The founder can offer guidance through a letter of wishes but will have no legal ownership of the assets.
Using a trust and choosing a trustee may be just one part of the succession planning process.
“You may well need asset and wealth managers, you’ll most certainly need good accountants and lawyers too,” says Hunter.
A solid advisory team can help develop and assess different strategies, weigh scenarios for selling and allocating assets, if this is the direction a family business owner is going, and support the former head of the business through the emotional elements.
In the case of many family businesses, the succession planning team will include relatives.
“You can only bring the best advice if you’re properly sitting down to make a plan for how the succession is going to work,” adds Hunter.
A team of advisors can also assist in valuing the company in terms of how the timing of a transfer could affect the company’s worth and how it can be broken into pieces in the event the next generation doesn’t want to move forward.
“Not every business is going to neatly enable itself to transition itself to every generation,” adds Hunter. “Sometimes there are no mechanisms and the best thing to do is to achieve a good sale at the right time.”
Perhaps the most critical element to keep in mind when setting up a succession plan is to see it as an evolving blueprint, one that should be documented at every stage.

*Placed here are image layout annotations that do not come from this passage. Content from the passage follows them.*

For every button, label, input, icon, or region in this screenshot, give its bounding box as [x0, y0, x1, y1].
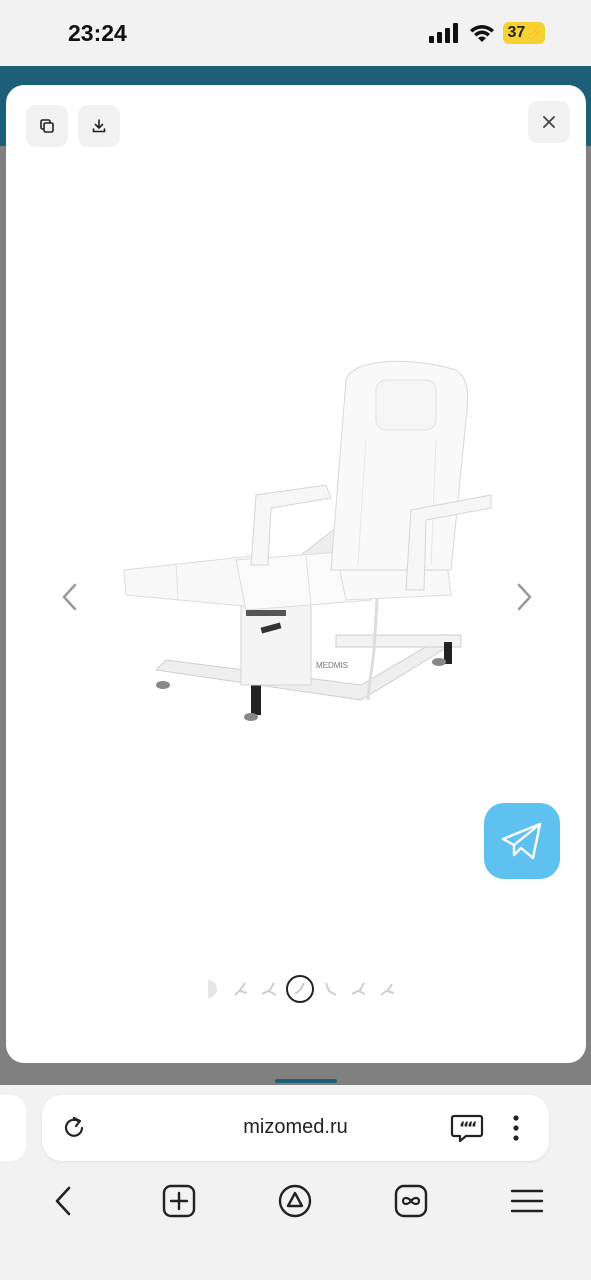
back-button[interactable]	[42, 1180, 84, 1222]
gallery-thumbnails	[202, 975, 398, 1003]
menu-button[interactable]	[506, 1180, 548, 1222]
telegram-button[interactable]	[484, 803, 560, 879]
thumbnail[interactable]	[202, 978, 224, 1000]
thumbnail[interactable]	[320, 978, 342, 1000]
copy-button[interactable]	[26, 105, 68, 147]
telegram-icon	[501, 822, 542, 860]
close-button[interactable]	[528, 101, 570, 143]
download-button[interactable]	[78, 105, 120, 147]
wifi-icon	[470, 25, 494, 42]
alice-assistant-button[interactable]	[274, 1180, 316, 1222]
thumbnail-active[interactable]	[286, 975, 314, 1003]
new-tab-button[interactable]	[158, 1180, 200, 1222]
address-bar[interactable]: mizomed.ru “ “	[42, 1095, 549, 1161]
battery-level: 37	[507, 24, 526, 41]
battery-indicator: 37 ⚡	[503, 22, 545, 44]
more-icon[interactable]	[506, 1112, 526, 1144]
previous-tab-card[interactable]	[0, 1095, 26, 1161]
image-viewer-modal: MEDMIS	[6, 85, 586, 1063]
thumbnail[interactable]	[376, 978, 398, 1000]
back-icon	[55, 1186, 71, 1216]
next-image-arrow[interactable]	[512, 582, 536, 612]
cellular-signal-icon	[429, 23, 458, 43]
close-icon	[543, 116, 555, 128]
charging-icon: ⚡	[526, 25, 543, 40]
thumbnail[interactable]	[348, 978, 370, 1000]
thumbnail[interactable]	[230, 978, 252, 1000]
alice-icon	[278, 1184, 312, 1218]
thumbnail[interactable]	[258, 978, 280, 1000]
page-scroll-indicator	[275, 1079, 337, 1083]
svg-text:“: “	[467, 1118, 478, 1137]
previous-image-arrow[interactable]	[58, 582, 82, 612]
tabs-icon	[394, 1184, 428, 1218]
quote-icon[interactable]: “ “	[450, 1112, 484, 1144]
new-tab-icon	[162, 1184, 196, 1218]
status-time: 23:24	[68, 20, 127, 46]
copy-icon	[40, 119, 54, 133]
status-icons: 37 ⚡	[429, 22, 545, 44]
download-icon	[92, 119, 106, 133]
tabs-button[interactable]	[390, 1180, 432, 1222]
product-image-chair: MEDMIS	[123, 360, 492, 721]
status-bar: 23:24 37 ⚡	[0, 0, 591, 66]
menu-icon	[510, 1189, 544, 1213]
brand-label: MEDMIS	[316, 661, 348, 670]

“You can’t do this exercise once and leave it,” says Hunter. “If you’ve got a big, complex business family you should, at least every five years, come back and make sure it’s still meeting your goals.”
Nicholson agrees, adding that revisiting the succession plan with an eye towards the future and the flexibility promised by a changing leadership can offer fresh new ways to look at the company’s future.
“This should not be rushed,” he says. “But it is important the next generation have a proper sense of ownership – either to maintain a winning status quo, or to find fresh ways of reinvigorating the firm.”